Masamın dağınıklığından kafamı kaldırıp ayırdığım fotoğrafları yatağıma yığmaya başladım. Tek tek saymama rağmen bir şeyler eksik geliyor, hatırlamaya çalışıyordum. Neredeydi kalanları?
"Efendim sevgilim?" dedi telefonumu derhal açarak.
"Yine kütüphanede misin?"
"Ben de seni çok seviyorum sevgilim!" diye konuşup ardından bir öpücük yolladı. Cihazı çabucak kulağımdan uzaklaştırmıştım neyse ki. İyi kurtuldum.
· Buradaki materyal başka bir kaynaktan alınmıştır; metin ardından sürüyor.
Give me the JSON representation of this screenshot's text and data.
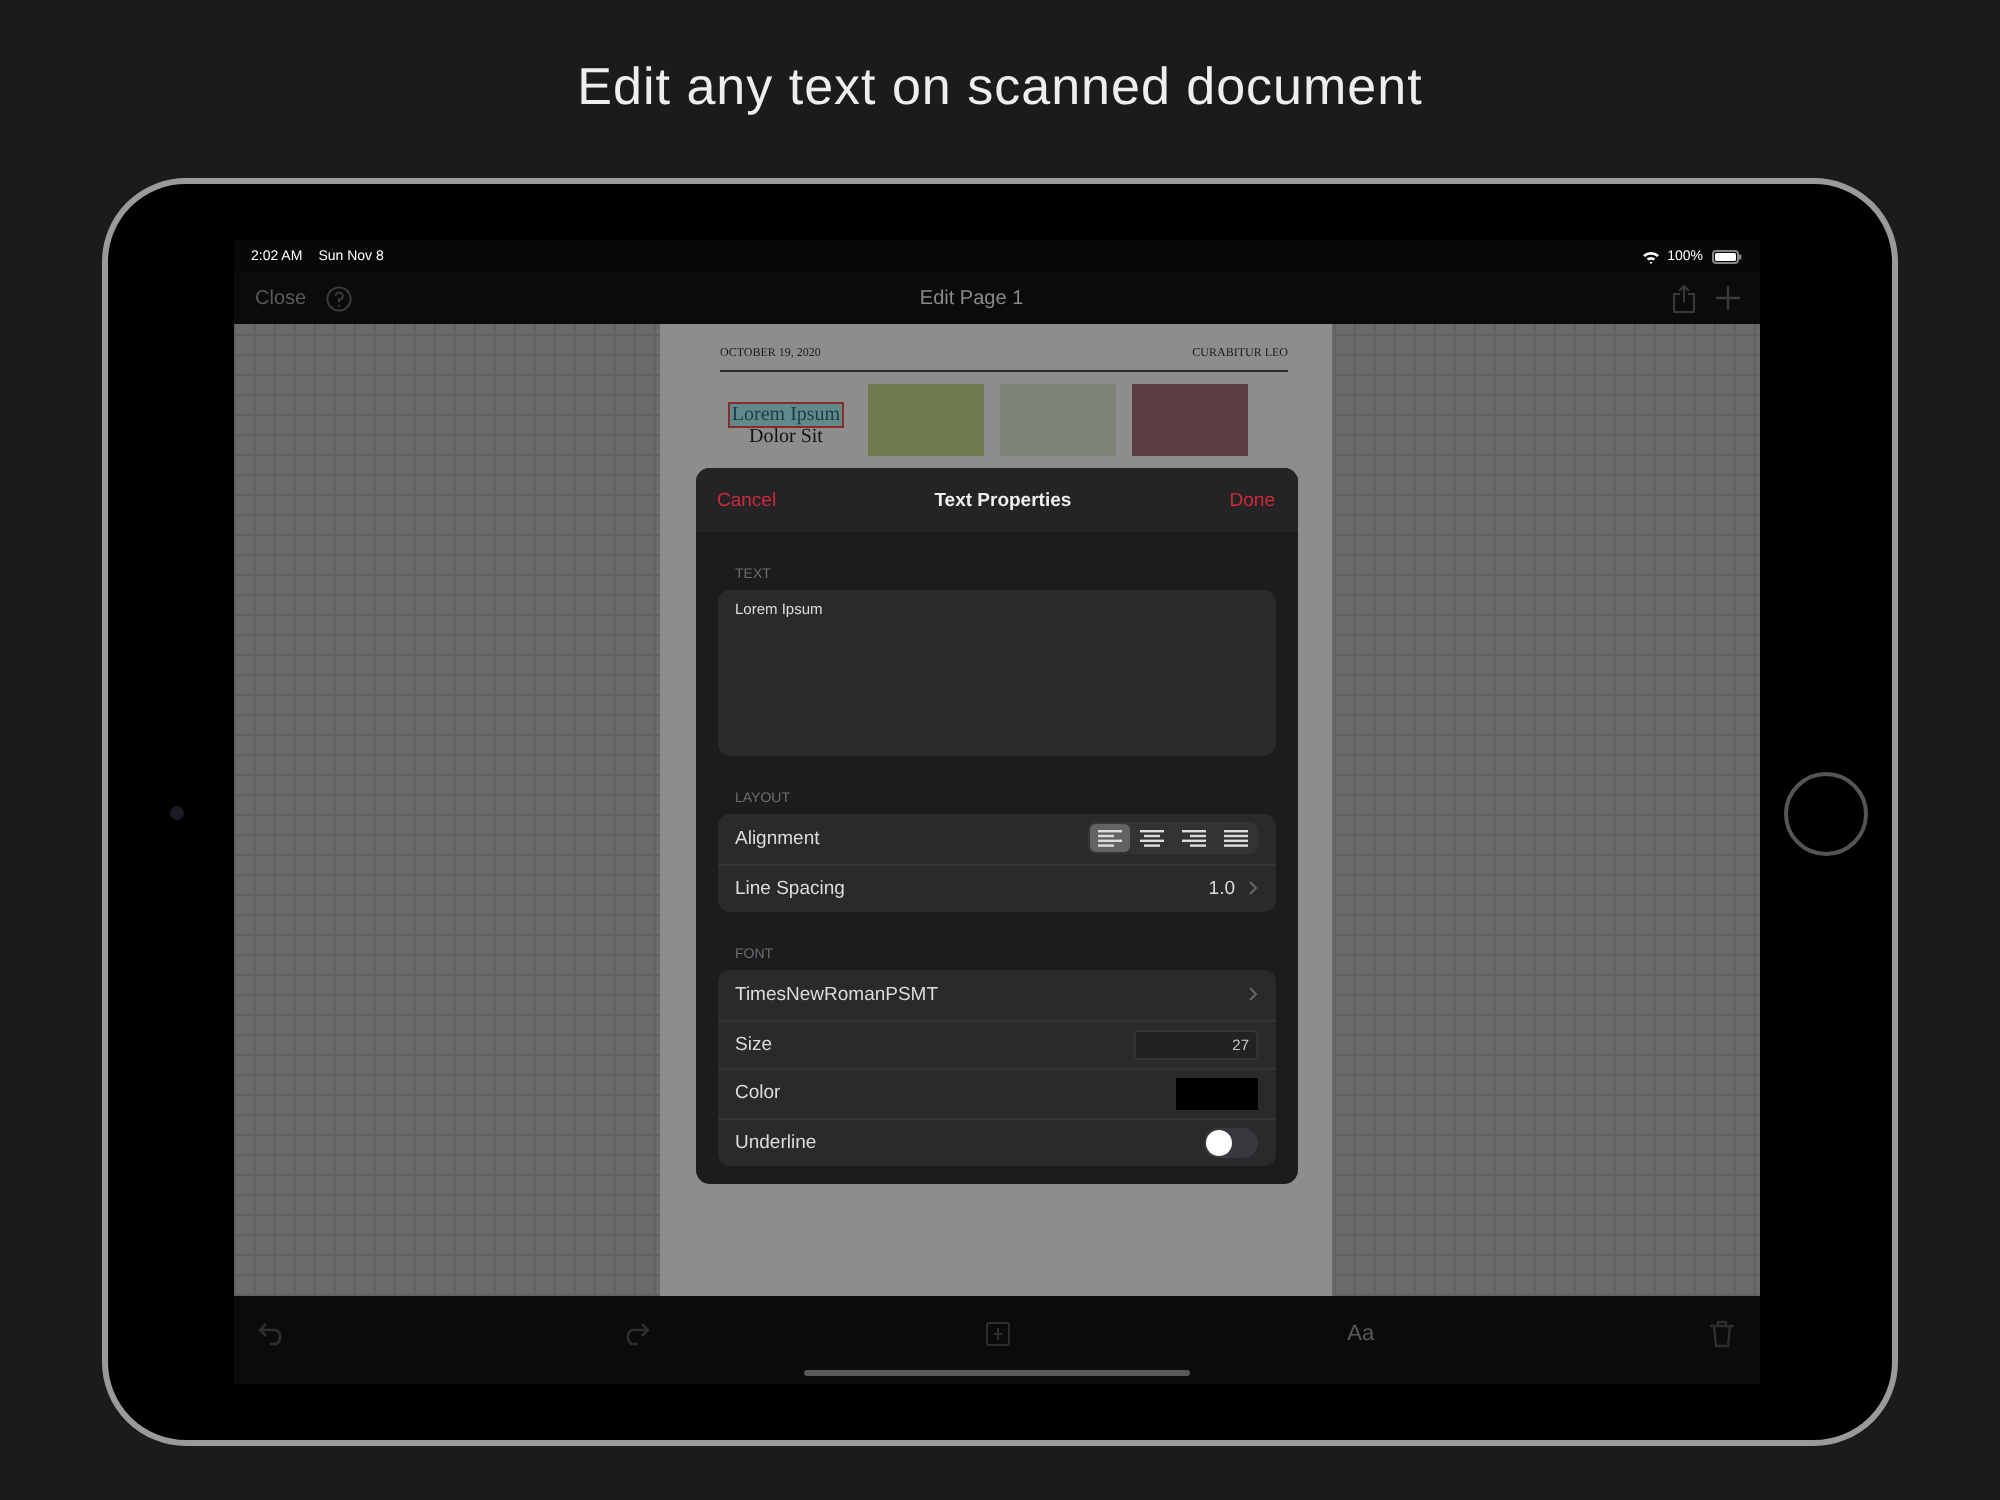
{
  "headline": "Edit any text on scanned document",
  "status_bar": {
    "time": "2:02 AM",
    "date": "Sun Nov 8",
    "battery": "100%"
  },
  "nav_bar": {
    "left": "Close",
    "title": "Edit Page 1"
  },
  "document": {
    "date": "OCTOBER 19, 2020",
    "section": "CURABITUR LEO",
    "title": "Lorem Ipsum",
    "subtitle": "Dolor Sit"
  },
  "sheet": {
    "cancel": "Cancel",
    "title": "Text Properties",
    "done": "Done",
    "text_section": {
      "label": "TEXT",
      "value": "Lorem Ipsum"
    },
    "layout_section": {
      "label": "LAYOUT",
      "alignment_label": "Alignment",
      "alignments": [
        {
          "kind": "left",
          "selected": true
        },
        {
          "kind": "center",
          "selected": false
        },
        {
          "kind": "right",
          "selected": false
        },
        {
          "kind": "justify",
          "selected": false
        }
      ],
      "line_spacing_label": "Line Spacing",
      "line_spacing": "1.0"
    },
    "font_section": {
      "label": "FONT",
      "font": "TimesNewRomanPSMT",
      "size_label": "Size",
      "size": "27",
      "color_label": "Color",
      "color": "#000000",
      "underline_label": "Underline",
      "underline": false
    }
  },
  "toolbar": {
    "font_button": "Aa"
  }
}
"Bağırarak konuştuğunun farkında mısın," diye söylendim. Madem kütüphanedeydi, fısıldaması gerekmiyor muydu? "Sonra Jeongin gelip sevgilinle sessizce konuşmanı söyler, zortlarsın."
"Kafeteryadayım sevgilim, merak etme! Ve evet ben de seni çok özledim."
"İğrenç bir oyuncusun," dedim iç çekerek. "Dinle şimdi, bir şey soracağım sana."
"Buyur."
Sevgiline de buyur demezsin.
"Dalışlarda çektiğin fotoğraflar vardı ya, hepsi bende miydi yoksa-"
"Ha... Ben bazılarını almıştım ya senden çizim için," dedi hatırladığı gibi. "Araştırman bitti diye geri istememiştin, şimdi ne oldu?"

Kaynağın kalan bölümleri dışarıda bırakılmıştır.